We present an energy-preserving mechanic formulation for dynamic quasi-brittle fracture in an Eulerian-Lagrangian formulation, where a second-order phase-field equation controls the damage evolution. The numerical formulation adapts in space and time to bound the errors, solving the mesh-bias issues these models typically suffer. The time-step adaptivity estimates the temporal truncation error of the partial differential equation that governs the solid equilibrium. The second-order generalized-$\alpha$ time-marching scheme evolves the dynamic system. We estimate the temporal error by extrapolating a first-order approximation of the present time-step solution using previous ones with backward difference formulas; the estimate compares the extrapolation with the time-marching solution. We use an adaptive scheme built on a residual minimization formulation in space.
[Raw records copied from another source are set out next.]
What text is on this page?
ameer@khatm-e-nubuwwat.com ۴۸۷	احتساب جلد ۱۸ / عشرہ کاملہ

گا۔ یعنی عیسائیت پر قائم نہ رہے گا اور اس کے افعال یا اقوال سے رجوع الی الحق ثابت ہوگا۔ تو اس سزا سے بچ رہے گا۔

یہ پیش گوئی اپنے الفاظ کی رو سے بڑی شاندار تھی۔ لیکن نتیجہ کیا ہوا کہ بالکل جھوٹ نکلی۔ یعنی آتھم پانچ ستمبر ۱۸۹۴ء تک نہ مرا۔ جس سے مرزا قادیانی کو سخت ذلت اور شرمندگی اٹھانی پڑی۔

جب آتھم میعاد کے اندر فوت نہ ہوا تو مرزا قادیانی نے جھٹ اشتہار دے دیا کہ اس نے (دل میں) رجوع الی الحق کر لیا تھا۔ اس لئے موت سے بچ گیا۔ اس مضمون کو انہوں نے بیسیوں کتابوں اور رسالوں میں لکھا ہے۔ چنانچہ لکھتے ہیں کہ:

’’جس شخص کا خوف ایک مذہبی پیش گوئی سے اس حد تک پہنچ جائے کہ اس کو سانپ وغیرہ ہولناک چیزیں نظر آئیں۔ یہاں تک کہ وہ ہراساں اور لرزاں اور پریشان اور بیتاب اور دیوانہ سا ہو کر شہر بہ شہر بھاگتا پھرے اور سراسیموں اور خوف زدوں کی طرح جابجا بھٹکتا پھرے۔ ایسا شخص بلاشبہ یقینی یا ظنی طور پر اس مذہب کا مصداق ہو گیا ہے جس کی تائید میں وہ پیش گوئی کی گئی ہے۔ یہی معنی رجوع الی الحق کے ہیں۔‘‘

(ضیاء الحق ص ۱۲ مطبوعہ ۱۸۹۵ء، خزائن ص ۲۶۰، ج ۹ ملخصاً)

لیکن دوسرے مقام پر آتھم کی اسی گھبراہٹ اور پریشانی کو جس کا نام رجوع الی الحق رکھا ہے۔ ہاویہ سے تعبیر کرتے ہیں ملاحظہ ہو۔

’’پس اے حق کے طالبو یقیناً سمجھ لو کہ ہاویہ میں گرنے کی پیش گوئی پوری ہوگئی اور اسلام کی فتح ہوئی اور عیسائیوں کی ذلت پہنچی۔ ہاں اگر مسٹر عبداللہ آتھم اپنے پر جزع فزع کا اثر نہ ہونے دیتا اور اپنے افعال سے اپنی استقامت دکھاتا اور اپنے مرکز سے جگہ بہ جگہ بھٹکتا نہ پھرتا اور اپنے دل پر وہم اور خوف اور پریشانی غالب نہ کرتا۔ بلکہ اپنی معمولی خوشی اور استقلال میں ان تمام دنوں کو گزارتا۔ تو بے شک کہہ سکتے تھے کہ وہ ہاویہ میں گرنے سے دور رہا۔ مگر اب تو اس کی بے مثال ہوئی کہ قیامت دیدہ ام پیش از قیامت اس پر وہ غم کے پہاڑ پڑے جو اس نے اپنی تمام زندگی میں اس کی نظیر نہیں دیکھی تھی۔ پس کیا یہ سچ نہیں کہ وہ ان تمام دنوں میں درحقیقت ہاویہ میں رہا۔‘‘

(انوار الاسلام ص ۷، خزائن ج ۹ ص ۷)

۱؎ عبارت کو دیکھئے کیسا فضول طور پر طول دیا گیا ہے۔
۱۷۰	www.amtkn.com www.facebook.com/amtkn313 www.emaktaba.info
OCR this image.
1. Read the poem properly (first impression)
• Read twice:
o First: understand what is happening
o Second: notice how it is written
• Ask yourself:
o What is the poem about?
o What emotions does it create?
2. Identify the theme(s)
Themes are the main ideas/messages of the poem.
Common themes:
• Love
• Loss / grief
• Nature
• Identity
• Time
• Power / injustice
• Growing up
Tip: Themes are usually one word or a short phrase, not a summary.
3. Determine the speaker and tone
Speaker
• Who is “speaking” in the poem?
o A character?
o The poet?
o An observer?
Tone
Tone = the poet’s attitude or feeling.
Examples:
We estimate the spatial error by enriching the discretization with elemental bubbles; then, we localize an error indicator norm to guide the mesh refinement as the fracture propagates. The combined space and time adaptivity allows us to use low-order linear elements in problems involving complex stress paths. We efficiently and robustly use low-order spatial discretizations while avoiding mesh bias in structured and unstructured meshes. We demonstrate the method's efficiency with numerical experiments that feature dynamic crack branching, where the capacity of the adaptive space-time scheme is apparent. The adaptive method delivers accurate and reproducible crack paths on meshes with fewer elements.